Carl Crawford. Jacoby Ellsbury. Andrew Bailey. John Lackey.
Those four haven't played a single game. And that's just a start. Jon Lester hasn't been his usual dominant self.
Neither has Josh Beckett.
Clay Buchholz has had some real tough stretches, and Daniel Bard pitched his way right back to the Minors.
If you can draw a line between their troubles and Bobby V., have at it. You're kidding yourself, but go right ahead.
It says right here that if the Red Sox start to win consistently -- that is, if Crawford and Ellsbury return and if Lester, Beckett and Buchholz pitch the way they're capable of pitching -- all that other stuff will disappear.
Winning cures virtually everything, and what it doesn't cure, it does a wonderful job of covering up.
If the Red Sox continue to underachieve, the problems are going to get worse. If David Ortiz thinks the negativity around the franchise is bad now, there could be worse tension around the corner.
There were bound to be tensions if the Red Sox didn't sprint out of the gate. For one thing, management got rid of a very popular manager -- Terry Francona -- and replaced him with a guy who is not going to be loved by everyone.
Valentine is very, very smart and very, very competent. He's usually the smartest guy in the room and probably would like you to know that.
What's a manager's job, anyway?
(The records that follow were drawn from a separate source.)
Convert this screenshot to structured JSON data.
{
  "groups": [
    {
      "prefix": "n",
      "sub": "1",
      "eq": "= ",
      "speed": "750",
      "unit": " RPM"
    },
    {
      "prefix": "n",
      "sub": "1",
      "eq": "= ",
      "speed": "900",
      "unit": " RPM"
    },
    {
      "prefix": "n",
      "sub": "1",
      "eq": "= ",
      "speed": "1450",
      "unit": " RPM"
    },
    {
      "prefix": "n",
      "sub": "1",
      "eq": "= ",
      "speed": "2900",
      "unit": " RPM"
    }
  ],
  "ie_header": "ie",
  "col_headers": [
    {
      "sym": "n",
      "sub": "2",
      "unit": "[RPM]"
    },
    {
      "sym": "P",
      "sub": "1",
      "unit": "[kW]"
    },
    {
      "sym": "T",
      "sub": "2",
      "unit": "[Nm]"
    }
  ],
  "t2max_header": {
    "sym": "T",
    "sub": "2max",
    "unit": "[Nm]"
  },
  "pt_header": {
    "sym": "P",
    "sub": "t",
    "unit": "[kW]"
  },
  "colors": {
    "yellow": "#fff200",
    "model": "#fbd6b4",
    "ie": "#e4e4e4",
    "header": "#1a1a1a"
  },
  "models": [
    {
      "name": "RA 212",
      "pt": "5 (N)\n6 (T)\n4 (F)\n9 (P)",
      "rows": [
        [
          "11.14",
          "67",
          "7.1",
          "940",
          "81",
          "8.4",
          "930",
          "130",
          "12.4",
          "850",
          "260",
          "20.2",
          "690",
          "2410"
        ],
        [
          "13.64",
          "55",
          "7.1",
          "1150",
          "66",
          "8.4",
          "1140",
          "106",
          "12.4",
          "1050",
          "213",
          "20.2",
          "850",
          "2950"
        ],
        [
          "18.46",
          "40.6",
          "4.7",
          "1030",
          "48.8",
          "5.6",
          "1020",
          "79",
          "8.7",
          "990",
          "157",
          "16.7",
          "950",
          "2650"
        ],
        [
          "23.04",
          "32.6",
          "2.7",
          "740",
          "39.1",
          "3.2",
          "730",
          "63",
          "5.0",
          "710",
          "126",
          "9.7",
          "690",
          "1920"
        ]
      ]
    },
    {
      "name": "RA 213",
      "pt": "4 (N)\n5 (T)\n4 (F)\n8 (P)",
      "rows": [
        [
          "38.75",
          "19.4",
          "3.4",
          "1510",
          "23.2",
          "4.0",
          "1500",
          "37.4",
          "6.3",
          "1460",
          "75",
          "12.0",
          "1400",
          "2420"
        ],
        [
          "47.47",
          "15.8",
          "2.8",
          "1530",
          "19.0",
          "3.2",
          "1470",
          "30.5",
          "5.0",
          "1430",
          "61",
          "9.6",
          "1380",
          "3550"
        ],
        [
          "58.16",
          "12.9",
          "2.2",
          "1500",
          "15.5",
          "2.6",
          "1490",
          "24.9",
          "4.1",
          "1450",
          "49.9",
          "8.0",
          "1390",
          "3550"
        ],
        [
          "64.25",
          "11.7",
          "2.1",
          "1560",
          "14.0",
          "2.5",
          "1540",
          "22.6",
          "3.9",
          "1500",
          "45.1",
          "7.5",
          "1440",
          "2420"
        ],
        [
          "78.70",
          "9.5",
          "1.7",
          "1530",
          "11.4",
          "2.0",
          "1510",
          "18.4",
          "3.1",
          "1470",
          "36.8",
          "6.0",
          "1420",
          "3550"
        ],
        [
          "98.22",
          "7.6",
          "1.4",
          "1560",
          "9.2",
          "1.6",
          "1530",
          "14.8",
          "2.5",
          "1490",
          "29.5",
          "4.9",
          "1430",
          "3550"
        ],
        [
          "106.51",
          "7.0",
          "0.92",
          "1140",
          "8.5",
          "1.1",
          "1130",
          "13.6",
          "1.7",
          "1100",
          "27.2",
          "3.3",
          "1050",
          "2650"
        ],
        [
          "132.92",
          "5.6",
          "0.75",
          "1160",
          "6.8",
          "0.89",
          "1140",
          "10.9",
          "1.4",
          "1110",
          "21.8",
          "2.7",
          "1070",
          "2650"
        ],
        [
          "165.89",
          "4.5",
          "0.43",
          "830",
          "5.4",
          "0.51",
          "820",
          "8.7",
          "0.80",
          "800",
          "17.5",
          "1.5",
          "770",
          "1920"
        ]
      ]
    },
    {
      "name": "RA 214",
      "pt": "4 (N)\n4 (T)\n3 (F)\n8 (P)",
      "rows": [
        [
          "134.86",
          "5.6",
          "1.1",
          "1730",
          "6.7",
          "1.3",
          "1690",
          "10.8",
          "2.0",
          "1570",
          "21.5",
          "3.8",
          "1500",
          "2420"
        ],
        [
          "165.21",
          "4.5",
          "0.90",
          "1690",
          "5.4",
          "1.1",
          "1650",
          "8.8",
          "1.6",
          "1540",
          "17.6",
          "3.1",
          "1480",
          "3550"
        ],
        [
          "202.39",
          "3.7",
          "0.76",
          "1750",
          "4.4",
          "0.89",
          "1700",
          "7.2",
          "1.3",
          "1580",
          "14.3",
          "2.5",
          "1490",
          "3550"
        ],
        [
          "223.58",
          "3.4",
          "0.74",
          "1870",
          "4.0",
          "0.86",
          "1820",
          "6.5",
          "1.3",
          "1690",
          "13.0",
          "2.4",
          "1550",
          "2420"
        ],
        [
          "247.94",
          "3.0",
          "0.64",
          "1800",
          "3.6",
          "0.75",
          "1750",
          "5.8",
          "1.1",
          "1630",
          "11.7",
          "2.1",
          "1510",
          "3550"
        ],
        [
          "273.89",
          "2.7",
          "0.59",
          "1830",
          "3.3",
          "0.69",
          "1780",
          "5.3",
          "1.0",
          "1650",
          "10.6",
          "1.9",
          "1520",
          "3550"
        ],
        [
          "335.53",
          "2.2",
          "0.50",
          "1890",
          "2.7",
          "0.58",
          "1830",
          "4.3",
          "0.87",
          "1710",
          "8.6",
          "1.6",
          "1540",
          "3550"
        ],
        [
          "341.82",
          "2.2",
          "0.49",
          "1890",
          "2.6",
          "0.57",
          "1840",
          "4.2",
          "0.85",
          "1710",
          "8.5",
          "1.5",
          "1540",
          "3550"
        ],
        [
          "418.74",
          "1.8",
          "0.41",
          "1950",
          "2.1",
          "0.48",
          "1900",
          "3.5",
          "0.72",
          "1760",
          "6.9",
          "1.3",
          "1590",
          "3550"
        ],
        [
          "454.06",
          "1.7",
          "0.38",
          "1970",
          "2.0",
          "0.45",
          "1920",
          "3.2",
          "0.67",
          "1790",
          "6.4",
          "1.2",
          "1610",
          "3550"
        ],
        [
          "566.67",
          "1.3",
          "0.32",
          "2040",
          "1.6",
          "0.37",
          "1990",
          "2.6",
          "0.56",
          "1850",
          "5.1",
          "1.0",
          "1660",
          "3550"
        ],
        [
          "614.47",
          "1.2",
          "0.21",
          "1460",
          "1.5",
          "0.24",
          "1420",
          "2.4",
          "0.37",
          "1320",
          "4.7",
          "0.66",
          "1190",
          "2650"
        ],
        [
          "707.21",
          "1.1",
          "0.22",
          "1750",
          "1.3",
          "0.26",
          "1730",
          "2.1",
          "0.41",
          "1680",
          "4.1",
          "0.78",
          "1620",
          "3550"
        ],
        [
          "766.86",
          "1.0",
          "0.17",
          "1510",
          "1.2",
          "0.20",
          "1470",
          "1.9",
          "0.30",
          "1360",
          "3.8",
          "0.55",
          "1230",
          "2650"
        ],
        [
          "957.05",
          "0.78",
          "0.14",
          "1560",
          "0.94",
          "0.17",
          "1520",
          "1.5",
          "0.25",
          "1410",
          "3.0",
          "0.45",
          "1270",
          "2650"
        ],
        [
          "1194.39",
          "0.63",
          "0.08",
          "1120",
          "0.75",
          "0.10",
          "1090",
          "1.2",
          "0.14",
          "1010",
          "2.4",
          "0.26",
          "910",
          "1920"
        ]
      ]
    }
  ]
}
Forget all that stuff about managing a pitching staff and sending the right guy up to pinch-hit and coming up with a great lineup.
Any competent organization can produce volumes of data to help with that stuff. If a manager is open to help, he can get plenty of it.
More than ever, a manager's job is to deal with people, to somehow blend a roomful of different personalities and large egos -- to communicate and to listen, and to convince them he always has their backs.
These are the skills Charlie Manuel and Ron Washington and Joe Maddon and others bring to the table. Players want competence and honesty, but beyond those things, they want to know their manager is behind them.
Front-office types marvel at Jim Leyland's ability to unite a clubhouse in the oddest of ways. Sometimes he'll stand among his players and talk to the 24th or 25th guy on the roster, either kidding with them or talking about something they've done.
He also checks in with his players almost daily, sometimes making small talk, listening, letting them know his door is open.
Leyland doesn't suffer fools. He certainly doesn't suffer laziness or poor work habits. But Leyland's players know he cares about them.
Valentine cares about his players, too, but he might not go out of his way to show it. After eight years with Francona, who was warm and funny and caring, playing under Valentine is an adjustment.
Clearly, there are Red Sox players who haven't taken to Valentine. Plenty of scouts noticed that Dustin Pedroia didn't join a huddle at the mound during a game at Wrigley Field last week.
Likewise, Kevin Youkilis had to be furious when Valentine seemed to publicly question his desire early in the season.
Very few managers would ever criticize a player in public because there's nothing to be gained from it. As Chuck Tanner once yelled at a friend of mine, "I'm not ripping one of my players to you, so you can just stop asking!"
Hall of Famer Earl Weaver was at his best when the Orioles were losing. That's when he'd be funny, profane and entertaining. But when his team was playing well, he'd tell reporters, "Go talk to the players."
When the Orioles lost, it was about him. When they won, it was about them. This philosophy works in every business.
Tension could come from other places around the Red Sox. General manager Ben Cherington preferred Dale Sveum to Valentine. His bosses preferred Valentine.
Likewise, Valentine didn't hire all his own coaches.
And the players are struck with a new manager when they were just fine with the previous guy.
Youkilis, one of the team's most prominent players and one of seven remaining from the 2007 World Series champions, is on the trading block. Until he goes, Valentine will have trouble finding playing time for his young star, Will Middlebrooks.
With all this swirling and with the club near the bottom of the standings all season, tension is a natural result.
It still comes down to everyone doing their jobs. The Red Sox have enough talent to win, but only if those pitchers do what they were projected to do and Crawford, etc., return.
Unlike plenty of other clubs, the Red Sox have hope. But if things don't change, it'll be a real interesting summer, and that television gig might start looking better than ever to Valentine.